The chairman of the Public Accounts Committee (PAC), John McGuinness, told the Dail that whistleblower Una Halliday was being persecuted and humiliated.
Ms Halliday, a training coordinator with FAS's successor Solas, raised concerns about the marking of courses in 2009.
Her allegations, many of which were proven by an internal audit, ultimately led to a nationwide review of FAS's course provision.
She later filed a complaint alleging she was victimised by elements within the organisation and last year received a settlement payment of close to €100,000.
But Solas has now accused her of breaching a confidentiality clause linked to that settlement and has threatened it will take legal moves to recover the money.
Mr McGuinness, a Fianna Fail TD, told the Dail that Ms Halliday was currently off work due to illness, yet Solas was seeking to interview her.
"I ask Solas, FAS or whoever is responsible there now, to stop the persecution of this woman," said Mr McGuinness.

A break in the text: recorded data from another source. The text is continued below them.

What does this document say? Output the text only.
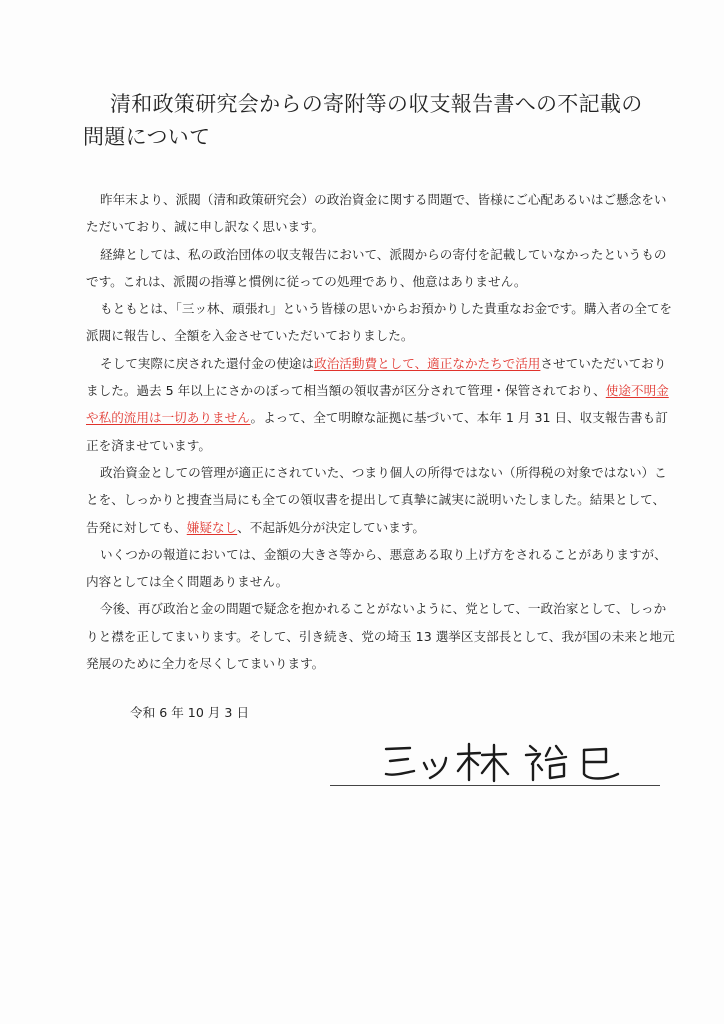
清和政策研究会からの寄附等の収支報告書への不記載の
問題について

昨年末より、派閥（清和政策研究会）の政治資金に関する問題で、皆様にご心配あるいはご懸念をいただいており、誠に申し訳なく思います。

経緯としては、私の政治団体の収支報告において、派閥からの寄付を記載していなかったというものです。これは、派閥の指導と慣例に従っての処理であり、他意はありません。

もともとは、「三ッ林、頑張れ」という皆様の思いからお預かりした貴重なお金です。購入者の全てを派閥に報告し、全額を入金させていただいておりました。

そして実際に戻された還付金の使途は政治活動費として、適正なかたちで活用させていただいておりました。過去 5 年以上にさかのぼって相当額の領収書が区分されて管理・保管されており、使途不明金や私的流用は一切ありません。よって、全て明瞭な証拠に基づいて、本年 1 月 31 日、収支報告書も訂正を済ませています。

政治資金としての管理が適正にされていた、つまり個人の所得ではない（所得税の対象ではない）ことを、しっかりと捜査当局にも全ての領収書を提出して真摯に誠実に説明いたしました。結果として、告発に対しても、嫌疑なし、不起訴処分が決定しています。

いくつかの報道においては、金額の大きさ等から、悪意ある取り上げ方をされることがありますが、内容としては全く問題ありません。

今後、再び政治と金の問題で疑念を抱かれることがないように、党として、一政治家として、しっかりと襟を正してまいります。そして、引き続き、党の埼玉 13 選挙区支部長として、我が国の未来と地元発展のために全力を尽くしてまいります。

令和 6 年 10 月 3 日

"She, like many others who blew the whistle, now go to their offices and are given no work, telephone or computer.
"They are humiliated every day they go in and are shouted at in front of other employees. Their rights are ignored."
Mr McGuinness continued: "I ask whoever is listening and who is responsible that they would leave this woman alone. They should deal with the matter in a far more constructive manner, and not in the way they are pursuing it at present.
"Above all, they should respond to this parliament and a request that has been made by a member of the Oireachtas to stop and treat that person like a human being."
Mr McGuinness's intervention came during a debate on the Protected Disclosures Bill, which aims to protect whistleblowers.
He pressed Public Expenditure Minister Brendan Howlin to personally intervene in Ms Halliday's case on behalf of the Government.
"He should make a direct intervention and ask for some respect. The woman is out sick and her family are deeply concerned," said Mr McGuinness.
Solas did not respond to the TD's comments last night. A spokesman said: "We will not be making a statement on this matter."
Its chief executive Paul O'Toole is expected to face questions on the issue when he appears before the PAC next Thursday in connection with Solas funding for Rehab.
Ms Halliday exposed instances where people on FAS courses were given pass grades in exams even though they should have failed.
A FAS audit found that a tutor had falsified the results. It also found evidence that assessment materials had been manipulated on other courses.
FAS terminated the training company's contract and launched a nationwide review of its courses.
The episode badly damaged the reputation of FAS qualifications internationally and ultimately signalled the death knell of the agency, which has now been broken up.